Choosing between machine learning and logistic regression: criteria and considerations for model selection in diagnostic prediction studies
Summary
This article explores the crucial decision-making process involved in choosing between two types of models—logistic regression (LR) and machine learning (ML)—for studies that aim to diagnose diseases. The focus is on understanding the criteria and considerations that guide researchers in selecting the appropriate model for their study, as well as examining the explanations researchers provide for the performance of their model.
Studies published between 2022 and 2024 were examined to gain insights into how researchers make these choices. The review included studies that developed diagnostic models using both LR and various ML algorithms. Studies had to compare both LR and ML and had to develop a diagnostic model to be included.
Out of an initial pool of 78 studies, 39 studies met the inclusion criteria. These studies were categorized based on the types of diseases they focused on, using the International Classification of Diseases 11th revision for standardization. The analysis revealed that ML models generally outperformed LR models in terms of predictive accuracy based on the mean area under the curve (AUC) of 0.87, compared to 0.82 for LR models. Support vector machine was the top-performing ML algorithm in 13 studies (33.3%).

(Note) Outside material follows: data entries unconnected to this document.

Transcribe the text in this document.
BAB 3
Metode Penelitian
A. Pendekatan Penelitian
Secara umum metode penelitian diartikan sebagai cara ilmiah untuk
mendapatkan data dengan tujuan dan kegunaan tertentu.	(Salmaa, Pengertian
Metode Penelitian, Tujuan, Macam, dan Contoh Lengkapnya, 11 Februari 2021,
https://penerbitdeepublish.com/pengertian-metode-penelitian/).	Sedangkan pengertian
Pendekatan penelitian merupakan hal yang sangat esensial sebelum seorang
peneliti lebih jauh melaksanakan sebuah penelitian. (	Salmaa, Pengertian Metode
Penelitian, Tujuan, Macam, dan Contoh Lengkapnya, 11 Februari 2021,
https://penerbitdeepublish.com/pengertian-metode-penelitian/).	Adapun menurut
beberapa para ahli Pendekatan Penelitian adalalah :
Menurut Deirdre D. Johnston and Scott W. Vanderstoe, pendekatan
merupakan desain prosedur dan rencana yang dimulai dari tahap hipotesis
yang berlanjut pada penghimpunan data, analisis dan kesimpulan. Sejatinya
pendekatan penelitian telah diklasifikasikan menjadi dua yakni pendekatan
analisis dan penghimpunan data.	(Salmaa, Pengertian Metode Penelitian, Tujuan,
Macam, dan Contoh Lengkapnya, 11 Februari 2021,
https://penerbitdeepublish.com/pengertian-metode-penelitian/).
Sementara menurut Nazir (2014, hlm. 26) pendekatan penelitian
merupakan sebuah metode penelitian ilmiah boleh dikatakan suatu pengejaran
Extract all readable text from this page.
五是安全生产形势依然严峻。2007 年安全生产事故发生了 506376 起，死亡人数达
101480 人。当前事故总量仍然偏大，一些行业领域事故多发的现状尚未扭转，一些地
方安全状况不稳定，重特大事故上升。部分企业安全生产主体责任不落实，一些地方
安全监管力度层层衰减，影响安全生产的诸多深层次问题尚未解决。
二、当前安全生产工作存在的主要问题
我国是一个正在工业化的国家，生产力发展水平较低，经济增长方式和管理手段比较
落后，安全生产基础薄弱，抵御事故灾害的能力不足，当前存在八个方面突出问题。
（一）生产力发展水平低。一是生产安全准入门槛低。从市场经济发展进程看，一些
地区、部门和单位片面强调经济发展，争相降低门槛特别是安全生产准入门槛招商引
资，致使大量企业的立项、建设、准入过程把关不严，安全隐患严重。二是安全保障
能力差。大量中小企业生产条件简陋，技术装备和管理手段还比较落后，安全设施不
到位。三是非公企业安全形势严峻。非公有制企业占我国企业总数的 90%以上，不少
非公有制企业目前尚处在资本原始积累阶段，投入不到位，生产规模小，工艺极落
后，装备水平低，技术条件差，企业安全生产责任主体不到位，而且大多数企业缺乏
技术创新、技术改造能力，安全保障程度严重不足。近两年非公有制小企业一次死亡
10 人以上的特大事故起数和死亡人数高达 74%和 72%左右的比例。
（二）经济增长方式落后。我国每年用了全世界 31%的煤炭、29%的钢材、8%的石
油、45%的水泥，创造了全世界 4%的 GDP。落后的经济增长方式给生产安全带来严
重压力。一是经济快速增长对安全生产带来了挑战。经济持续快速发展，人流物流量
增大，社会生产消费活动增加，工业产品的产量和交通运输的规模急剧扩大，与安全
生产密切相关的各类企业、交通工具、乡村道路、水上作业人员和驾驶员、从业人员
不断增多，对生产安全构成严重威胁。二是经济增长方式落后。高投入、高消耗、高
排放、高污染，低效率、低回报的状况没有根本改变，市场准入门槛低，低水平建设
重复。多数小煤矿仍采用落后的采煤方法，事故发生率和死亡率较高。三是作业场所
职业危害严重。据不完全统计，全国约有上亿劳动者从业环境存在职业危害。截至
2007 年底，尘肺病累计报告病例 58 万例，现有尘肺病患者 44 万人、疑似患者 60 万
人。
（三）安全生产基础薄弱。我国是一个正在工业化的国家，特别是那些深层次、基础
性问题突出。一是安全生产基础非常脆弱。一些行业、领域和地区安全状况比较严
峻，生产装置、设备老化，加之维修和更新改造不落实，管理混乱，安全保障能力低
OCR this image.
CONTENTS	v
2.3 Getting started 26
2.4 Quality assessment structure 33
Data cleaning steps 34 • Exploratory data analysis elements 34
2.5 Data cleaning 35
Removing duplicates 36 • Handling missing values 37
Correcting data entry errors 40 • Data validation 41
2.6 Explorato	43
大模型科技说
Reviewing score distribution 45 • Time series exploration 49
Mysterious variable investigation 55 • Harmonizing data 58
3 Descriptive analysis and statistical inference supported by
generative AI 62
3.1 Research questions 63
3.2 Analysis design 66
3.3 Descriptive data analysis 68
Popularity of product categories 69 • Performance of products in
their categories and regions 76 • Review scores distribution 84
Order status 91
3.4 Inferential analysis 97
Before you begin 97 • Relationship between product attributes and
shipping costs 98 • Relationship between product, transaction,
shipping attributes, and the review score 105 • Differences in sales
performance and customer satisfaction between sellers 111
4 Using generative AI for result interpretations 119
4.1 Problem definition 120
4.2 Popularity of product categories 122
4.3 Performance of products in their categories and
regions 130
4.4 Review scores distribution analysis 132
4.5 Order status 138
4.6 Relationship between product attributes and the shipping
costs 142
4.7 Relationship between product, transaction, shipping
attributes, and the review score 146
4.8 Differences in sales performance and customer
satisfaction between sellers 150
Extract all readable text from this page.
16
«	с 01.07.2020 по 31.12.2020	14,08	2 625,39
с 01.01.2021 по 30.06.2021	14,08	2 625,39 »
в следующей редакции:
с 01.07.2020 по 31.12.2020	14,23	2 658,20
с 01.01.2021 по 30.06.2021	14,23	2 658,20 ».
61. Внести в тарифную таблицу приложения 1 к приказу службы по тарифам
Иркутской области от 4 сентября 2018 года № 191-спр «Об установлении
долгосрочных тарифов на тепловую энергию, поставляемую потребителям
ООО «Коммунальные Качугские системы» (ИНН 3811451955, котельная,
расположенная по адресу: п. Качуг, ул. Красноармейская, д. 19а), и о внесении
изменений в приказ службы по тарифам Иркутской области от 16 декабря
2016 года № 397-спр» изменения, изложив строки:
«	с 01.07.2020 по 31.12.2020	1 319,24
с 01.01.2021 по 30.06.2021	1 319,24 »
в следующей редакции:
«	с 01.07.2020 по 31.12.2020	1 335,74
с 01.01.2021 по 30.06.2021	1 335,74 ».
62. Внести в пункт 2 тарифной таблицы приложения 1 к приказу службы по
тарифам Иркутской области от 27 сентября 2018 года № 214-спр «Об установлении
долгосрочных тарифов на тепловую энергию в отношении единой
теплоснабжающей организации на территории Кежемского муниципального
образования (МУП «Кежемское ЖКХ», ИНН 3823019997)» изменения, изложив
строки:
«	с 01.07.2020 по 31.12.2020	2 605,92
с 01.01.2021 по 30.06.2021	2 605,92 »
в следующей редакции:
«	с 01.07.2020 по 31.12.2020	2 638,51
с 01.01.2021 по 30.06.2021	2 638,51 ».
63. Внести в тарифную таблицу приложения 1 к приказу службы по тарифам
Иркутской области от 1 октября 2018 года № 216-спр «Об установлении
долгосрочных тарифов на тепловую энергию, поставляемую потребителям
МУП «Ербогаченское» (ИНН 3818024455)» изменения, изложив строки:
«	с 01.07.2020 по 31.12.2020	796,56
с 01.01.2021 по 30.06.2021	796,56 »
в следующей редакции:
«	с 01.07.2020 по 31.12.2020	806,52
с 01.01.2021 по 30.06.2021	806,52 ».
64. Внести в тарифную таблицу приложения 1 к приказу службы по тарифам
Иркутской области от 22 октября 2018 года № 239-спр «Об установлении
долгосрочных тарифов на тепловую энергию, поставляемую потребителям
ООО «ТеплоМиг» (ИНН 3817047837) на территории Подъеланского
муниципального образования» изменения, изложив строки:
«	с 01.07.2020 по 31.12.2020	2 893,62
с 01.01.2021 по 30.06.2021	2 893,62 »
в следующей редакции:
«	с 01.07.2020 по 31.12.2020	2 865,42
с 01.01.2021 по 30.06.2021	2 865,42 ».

Researchers often chose ML models because they can handle more complex and high-dimensional data, identifying patterns that simpler models like LR might miss. This capability is particularly important in medical fields where data complexity can be very high, such as in imaging, genomics, and electronic health records analysis. LR was chosen since it was a simpler model to interpret. The explanations provided by researchers in the discussion were mainly about why ML and LR performed the way they did. These explanations were similar to the selection reasons mentioned in the methodology.
Still, the reporting of why researchers selected ML and LR was lacking, as were the explanations provided in the discussion. More rigorous reporting guidelines are needed.